The past two blogs I have written have been about factor analysis - a data reduction technique I have used frequently. For example, I have often used exploratory factor analyses to determine which items to keep as part of survey constructs. However, I was recently shown some Rasch analyses which showed me such characteristics as item fit and construct reliability, as well as how well items discriminate among persons (e.g. are they easy to agree too or hard to agree to) and how persons viewed response options.

For example, while I was able to use factor analyses to determine that a specific item loaded onto my construct at a weight of .765, I could have found the same thing ("good infit") using Rasch analyses. However, the use of Rasch analyses also showed that this was one of the easier items to agree to (meaning it had low discrimination among persons, not what I wanted). Rasch analyses also told me something about my response options: the Rasch analyses showed that persons did not follow a trajectory from Highly disagree to Somewhat disagree, to Neither agree or disagree, to Somewhat agree, to Highly agree. Rather, a person would go through this sequence but without using the middle response option (Neither agree or disagree). This suggests that instead of a 5-point scale with a middle "neutral" response option, respondents in actuality responded as if the response options represented a 4-point scale, treating the middle option as "Not applicable".

That's a lot of information from one analysis! I plan to try conducting a Rasch analyses next time I would have used factor analyses. One popular program used to conduct such analyses is Winsteps (www.Winsteps.com).
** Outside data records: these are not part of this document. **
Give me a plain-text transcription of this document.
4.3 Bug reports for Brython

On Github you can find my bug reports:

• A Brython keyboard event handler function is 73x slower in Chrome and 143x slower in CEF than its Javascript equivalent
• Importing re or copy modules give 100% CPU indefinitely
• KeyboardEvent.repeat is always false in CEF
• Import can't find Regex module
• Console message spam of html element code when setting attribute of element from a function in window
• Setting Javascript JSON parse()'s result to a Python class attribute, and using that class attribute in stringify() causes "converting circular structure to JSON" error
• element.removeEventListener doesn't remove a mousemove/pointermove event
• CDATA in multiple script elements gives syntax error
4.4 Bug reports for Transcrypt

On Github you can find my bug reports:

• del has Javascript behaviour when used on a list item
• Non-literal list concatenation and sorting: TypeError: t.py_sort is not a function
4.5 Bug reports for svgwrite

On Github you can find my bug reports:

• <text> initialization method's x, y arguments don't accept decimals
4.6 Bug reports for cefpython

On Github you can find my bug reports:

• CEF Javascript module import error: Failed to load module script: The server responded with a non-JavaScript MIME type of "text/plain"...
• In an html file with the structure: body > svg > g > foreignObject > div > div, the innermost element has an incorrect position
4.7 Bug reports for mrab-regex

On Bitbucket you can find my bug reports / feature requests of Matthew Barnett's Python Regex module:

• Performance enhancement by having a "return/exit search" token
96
It has a primer / how-to book, but I would also suggest reading Bond and Fox's book, "Applying the Rasch Model". It shows some examples using Winsteps as well as the text one could use to reproduce their findings.

*With special thanks to Andrew Swanlund at Learning Point Associates for making me a believer!

Sunday, January 3, 2010

Methodology: Factor Analysis - Best Practices Part 2

Following factor analysis, one usually computes factor scores  for use in subsequent analyses.  These scores can be computed in multiple ways, each with different features.  Below I explore such ways so that the reader can make a better choice for him or herself as to which way to compute them.

Below are 5 "non-refined" or simple methods for computing factor scores

1.  Sum or average raw scores (including negative scores, if that's what was produced) corresponding to all items that load on a factor

2.  Sum or average raw scores corresponding to all items that load above a certain cutoff point (e.g., .4 or above)

4.  Calculate a weighted sum or average of raw scores corresponding to all items that load on a factor or only those that load above a certain cutoff point, using the factor loading as the weight.

5.  Calculate a sum, average, or weighted sum or average using the standardized scores  - either for all items or those above a certain cutoff point.  This involves standardizing raw scores to the same mean and standard deviation.  This is most often used when standard deviations vary greatly across the items.

The above five scores are frequently used because of simplicity's sake - the choice as to which to use is guided more by the researcher's decisions than hard science.  One additional method that is worth mentioning, however, is the use of regression scores.  This is considered a "refined" method, meaning linear combination is used to calculate factor scores versus simple addition.  Scores are calculated by weighting the raw scores by their regression coefficients and then standardizing the scores  to a mean of 0.  These scores can easily be obtained using SPSS or SAS and are often used because these popular programs can calculate them without much additional work needed from the researcher.  Researchers often believe that this method produces scores that have greater validity than those produced by "unrefined" methods.